D’où tu poses ton regard, dégage ta frange, ouvre les yeux, fuit les faux-semblants, et porte ton regard au-delà… Les hasards de la vie qui n’en sont pas t’ont portée vers cette ville, aux paysages troublants, que l’émotion porte dans ton coeur, au hasard de tes périples, par delà ses ruelles, ses escaliers, ses détours, ses surprises… Que cette Nice-là porte en elle son passé afin que son devenir perdure !

Feuillages

Humble, elle porte un regard discret sur ce qui l’entoure… Elle sait que sa beauté est éphémère et qu’elle n’est pas unique en son genre mais unique dans son identité. De ses origines multiples elle tire sa richesse. Dans ses veines coule le Paillon, et son visage emprunte des accents italiens.

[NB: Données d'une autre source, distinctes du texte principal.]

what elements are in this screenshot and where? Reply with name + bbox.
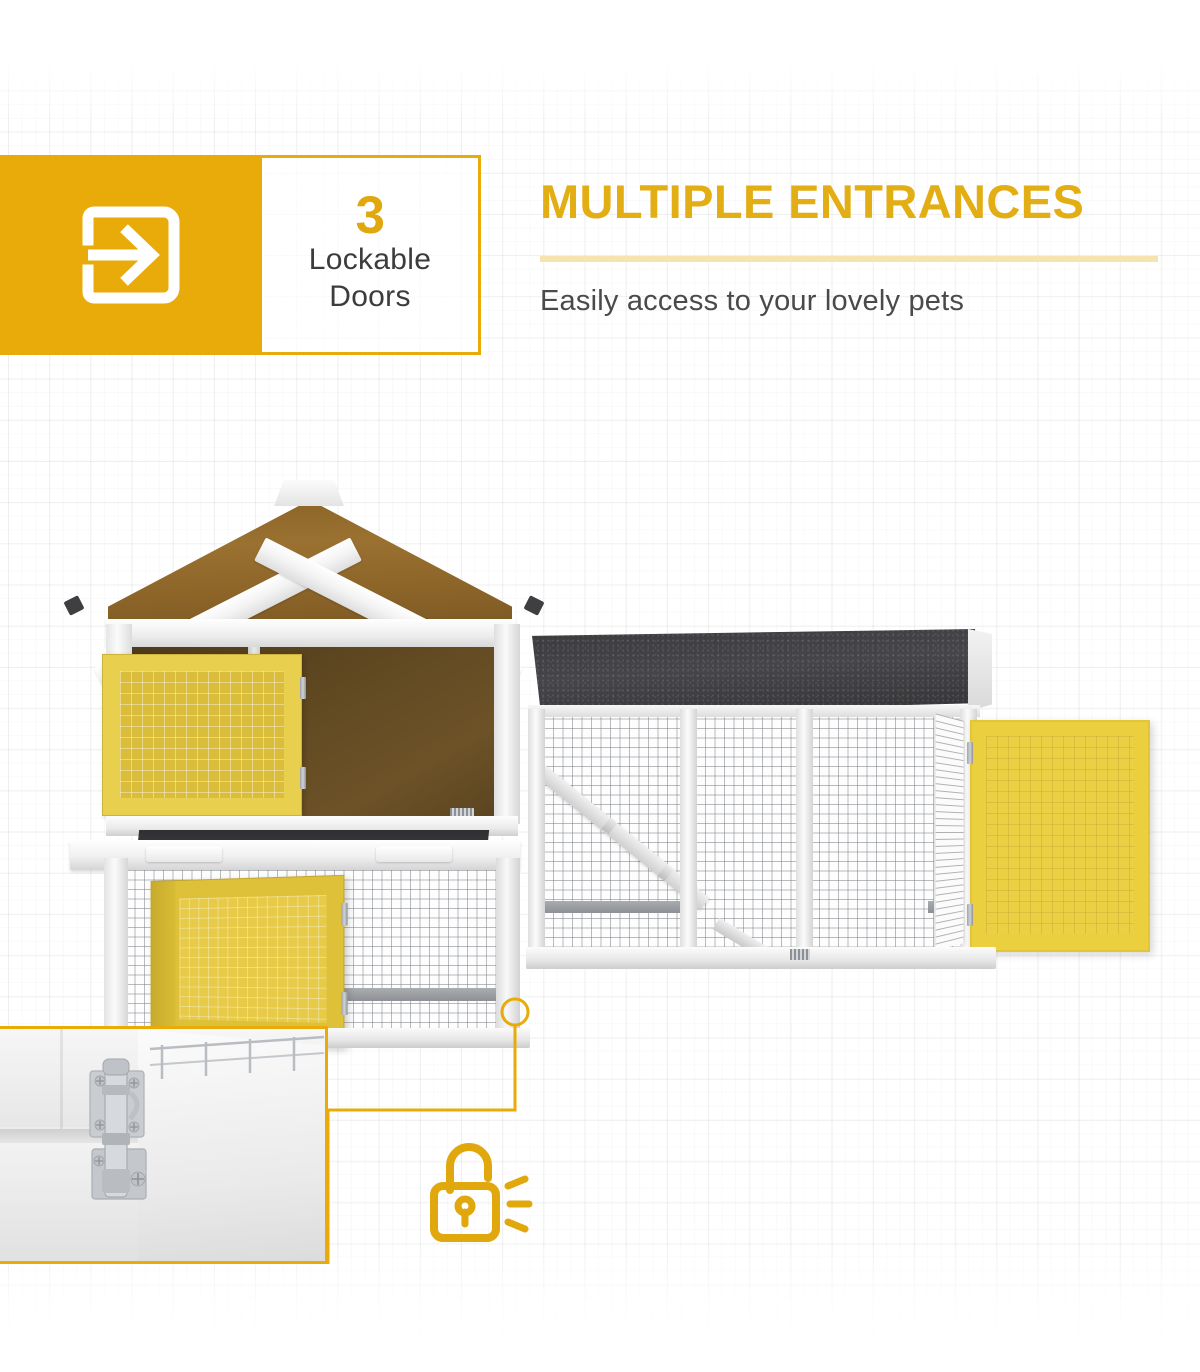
gable-cross-beam xyxy=(106,619,516,647)
roof-end-cap xyxy=(523,595,544,616)
badge-label-line-2: Doors xyxy=(329,279,411,316)
headline-subtitle: Easily access to your lovely pets xyxy=(540,283,1200,319)
run-section xyxy=(528,605,1048,1035)
run-corner-post xyxy=(680,709,697,959)
roof-end-cap xyxy=(63,595,84,616)
tray-handle[interactable] xyxy=(376,846,452,862)
run-enclosure xyxy=(534,709,974,955)
inset-panel-seam xyxy=(60,1029,63,1129)
base-latch xyxy=(790,949,810,960)
run-open-side-wall xyxy=(934,713,965,951)
hutch-house-section xyxy=(60,458,560,1068)
badge-label-line-1: Lockable xyxy=(309,242,432,279)
enter-door-arrow-icon xyxy=(72,196,190,314)
door-edge-shading xyxy=(152,881,176,1041)
run-base-frame xyxy=(526,947,996,969)
run-roof-trim xyxy=(968,629,992,711)
headline-title: MULTIPLE ENTRANCES xyxy=(540,178,1180,225)
slide-out-tray-front[interactable] xyxy=(70,840,520,870)
yellow-wire-door-run[interactable] xyxy=(970,720,1150,952)
run-top-frame xyxy=(528,705,980,717)
upper-right-post xyxy=(494,624,520,824)
door-mesh-panel xyxy=(179,895,326,1023)
lower-right-post xyxy=(496,858,520,1036)
product-photo xyxy=(0,430,1200,1070)
door-hinge xyxy=(967,742,973,764)
badge-text-container: 3 Lockable Doors xyxy=(262,155,481,355)
unlocked-padlock-icon xyxy=(424,1134,546,1252)
door-hinge xyxy=(967,904,973,926)
badge-count: 3 xyxy=(356,190,385,242)
run-corner-post xyxy=(796,709,813,959)
headline-divider xyxy=(540,256,1158,262)
door-mesh-panel xyxy=(120,671,284,798)
slide-bolt-latch-icon xyxy=(86,1057,166,1223)
run-wire-mesh xyxy=(534,709,974,955)
lockable-doors-badge: 3 Lockable Doors xyxy=(0,155,481,355)
door-hinge xyxy=(300,677,306,699)
door-hinge xyxy=(341,903,347,926)
badge-icon-container xyxy=(0,155,262,355)
run-mid-rail xyxy=(538,901,686,913)
inset-wire-mesh xyxy=(148,1035,326,1081)
tray-handle[interactable] xyxy=(146,846,222,862)
door-hinge xyxy=(341,992,347,1015)
door-mesh-panel xyxy=(986,736,1134,934)
door-hinge xyxy=(300,767,306,789)
roof-ridge-cap xyxy=(274,480,344,506)
infographic-canvas: 3 Lockable Doors MULTIPLE ENTRANCES Easi… xyxy=(0,0,1200,1372)
yellow-wire-door-lower[interactable] xyxy=(151,875,345,1047)
yellow-wire-door-upper[interactable] xyxy=(102,654,302,816)
asphalt-felt-roof xyxy=(532,629,984,715)
slide-bolt-latch-closeup xyxy=(0,1026,328,1264)
lower-left-post xyxy=(104,858,128,1036)
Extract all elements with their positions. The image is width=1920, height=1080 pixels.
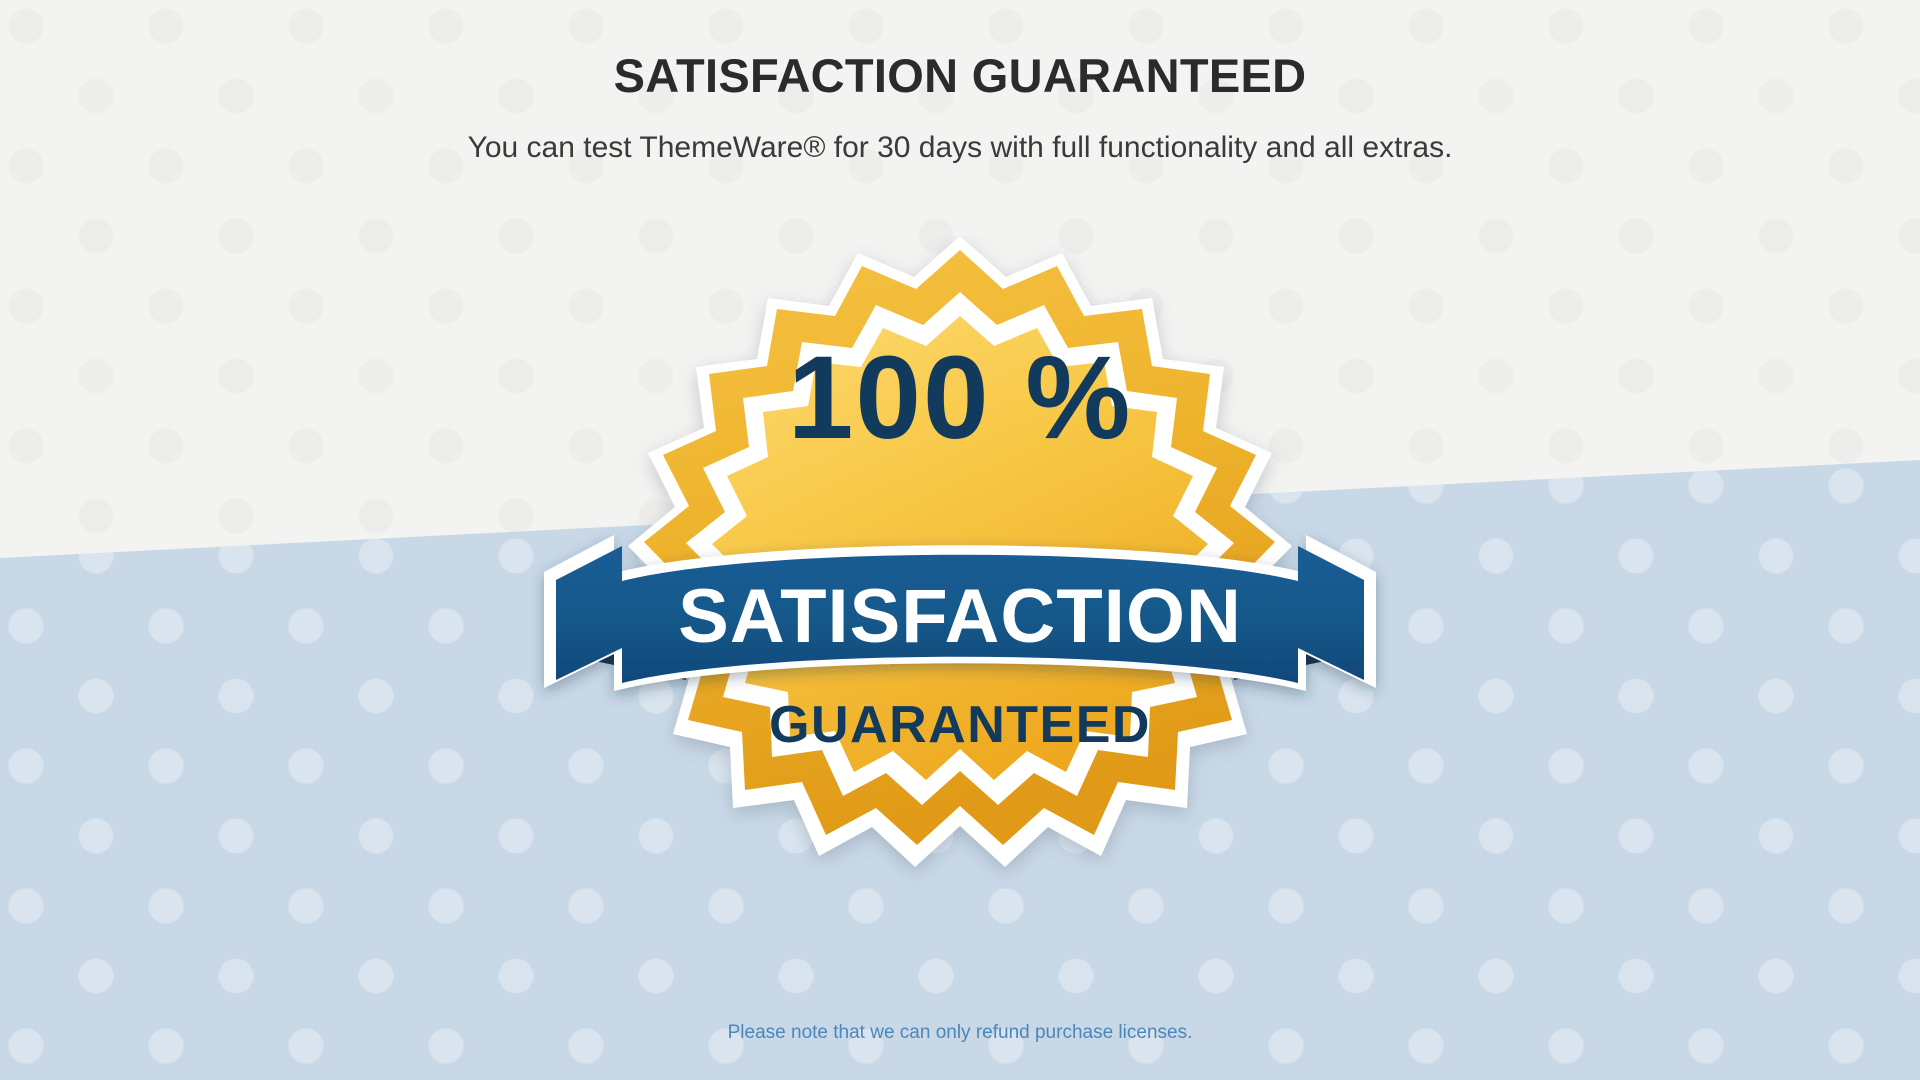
page-subtitle: You can test ThemeWare® for 30 days with…: [0, 103, 1920, 165]
seal-percent-text: 100 %: [788, 332, 1133, 464]
seal-bottom-text: GUARANTEED: [769, 696, 1151, 754]
seal-ribbon-text: SATISFACTION: [678, 574, 1242, 659]
refund-note: Please note that we can only refund purc…: [0, 1022, 1920, 1044]
header: SATISFACTION GUARANTEED You can test The…: [0, 0, 1920, 165]
satisfaction-guarantee-badge: 100 % SATISFACTION GUARANTEED: [530, 236, 1390, 908]
seal-graphic: 100 % SATISFACTION GUARANTEED: [530, 236, 1390, 908]
page-title: SATISFACTION GUARANTEED: [0, 0, 1920, 103]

Son linge aux balcons suspendu flotte dans le vent, les parfums laissent un sillage d’effluves colorées qui chatouille nos narines, taquine nos palais… Les bruits fusent et diffusent une vie qui s’offre aux passants bousculés. Le regard chavire, un peu perdu, entre la mer et les montagnes, ne sachant que choisir, et vogue, vogue entre la marée presqu’inexistante et les flux et reflux d’embruns sudistes et la tête tourne dans les multiples rebondissements d’une montagne russe… Sourire… Quand je ferme les yeux, je vois les vallées de la Bevera et de la Roya… Ses couleurs, ses villages aux accents italiens, perchés ou lovés, ses richesses, ses églises, presque un chemin de pénitent… Je vois, les vallées du Paillon, ce qu’il m’en reste, ce sont ses odeurs et sa flore particulière. Si vous fermez les yeux, vous pouvez retrouver cette odeur dans les collines de Nice…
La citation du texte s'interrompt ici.